Although these findings are somewhat ambiguous, they appear to be based on the theory that there was a mutual mistake of fact by the parties, and hence the written agreement should be reformed to conform to the precedent oral understanding.  There can be no doubt that if there is evidence of mutual mistake, reformation is a proper remedy. ( Renshaw v. Happy Valley Water Co., 114 Cal.App.2d 521 [ 250 P.2d 612]; Civ. Code, § 3399)
 There is evidence in this record that there was an oral agreement that Raub would reimburse Welch for only the actual amount of timber taken from the Welch land, and although the evidence is conflicting, it supports the finding that the written agreement does not reflect this intention. It is true that Welch requested that Raub make an independent investigation of the accuracy of the survey and scaling as represented in the agreement and that Raub did not do so. However it is also true that as a lumberman Raub had every right to rely on the statements of Welch as they were compiled in a manner generally accepted by the industry and by people of accepted ability in this field. In view of these facts, we certainly cannot hold as a matter of law that Raub's failure to make an independent investigation amounted to such negligence as would bar his remedy of reformation. (See generally 42 Cal.Jur.2d, Reformation of Instruments, § 33.)

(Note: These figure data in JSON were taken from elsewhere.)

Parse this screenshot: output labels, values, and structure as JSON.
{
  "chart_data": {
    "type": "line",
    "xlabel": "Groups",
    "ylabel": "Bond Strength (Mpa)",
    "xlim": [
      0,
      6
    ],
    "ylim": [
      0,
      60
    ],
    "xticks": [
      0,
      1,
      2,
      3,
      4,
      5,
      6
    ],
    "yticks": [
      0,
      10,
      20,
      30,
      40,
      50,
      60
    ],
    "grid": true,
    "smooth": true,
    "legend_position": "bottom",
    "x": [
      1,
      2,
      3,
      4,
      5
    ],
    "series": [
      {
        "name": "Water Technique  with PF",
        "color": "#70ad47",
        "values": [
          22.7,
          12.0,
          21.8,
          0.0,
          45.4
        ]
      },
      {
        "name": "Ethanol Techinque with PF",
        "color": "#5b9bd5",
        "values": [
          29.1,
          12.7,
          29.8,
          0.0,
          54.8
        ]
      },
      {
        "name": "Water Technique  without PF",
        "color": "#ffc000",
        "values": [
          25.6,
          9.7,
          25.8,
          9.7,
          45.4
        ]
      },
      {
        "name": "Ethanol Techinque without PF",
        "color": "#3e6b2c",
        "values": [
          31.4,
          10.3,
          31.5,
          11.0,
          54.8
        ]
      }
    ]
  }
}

 Welch challenges the measure of damages adopted by the trial court saying, which is true, that the court allowed stumpage value only, although Welch presented testimony of the profit which he could have made had he proceeded to carry out the purpose for which the timber had been purchased from Nutting, i.e., harvesting the timber, manufacturing the same into lumber, and selling it on the lumber market. It is noteworthy that no price was determined in any of the agreements entered into by the parties. In fact these agreements specified that after Welch had set off the timber removed from the Raub land against the amount of the trespass, the parties would then confer as to the amount of damages still uncompensated for. Since it is uncontradicted that Welch did buy the land and timber in order to sell it as a finished product, we believe that the court erred when it determined the damages on the basis of the stumpage value only. ( Kansas City Fibre Box Co. v. F. Burart Mfg. Co., 184 Ark. 704 [ 44 S.W.2d 325]; Baily v. Hammonds, 193 Ark. 633 [ 101 S.W.2d 785]; McKenney v. Buffelen Mfg. Co., 232 F.2d 5; Rest., Torts, § 903.) In other words, the damages allowed should have included anticipated profit from the production and sale of lumber from the shortage as to each species not compensated for by lieu timber and logs, less such profit already received by Welch as to any species for which Raub had over-compensated.
The cause is remanded to the trial court for a determination of the damages in accordance with the rule set forth above. In all other respects the judgment is affirmed.
Van Dyke, P.J., and Schottky, J., concurred.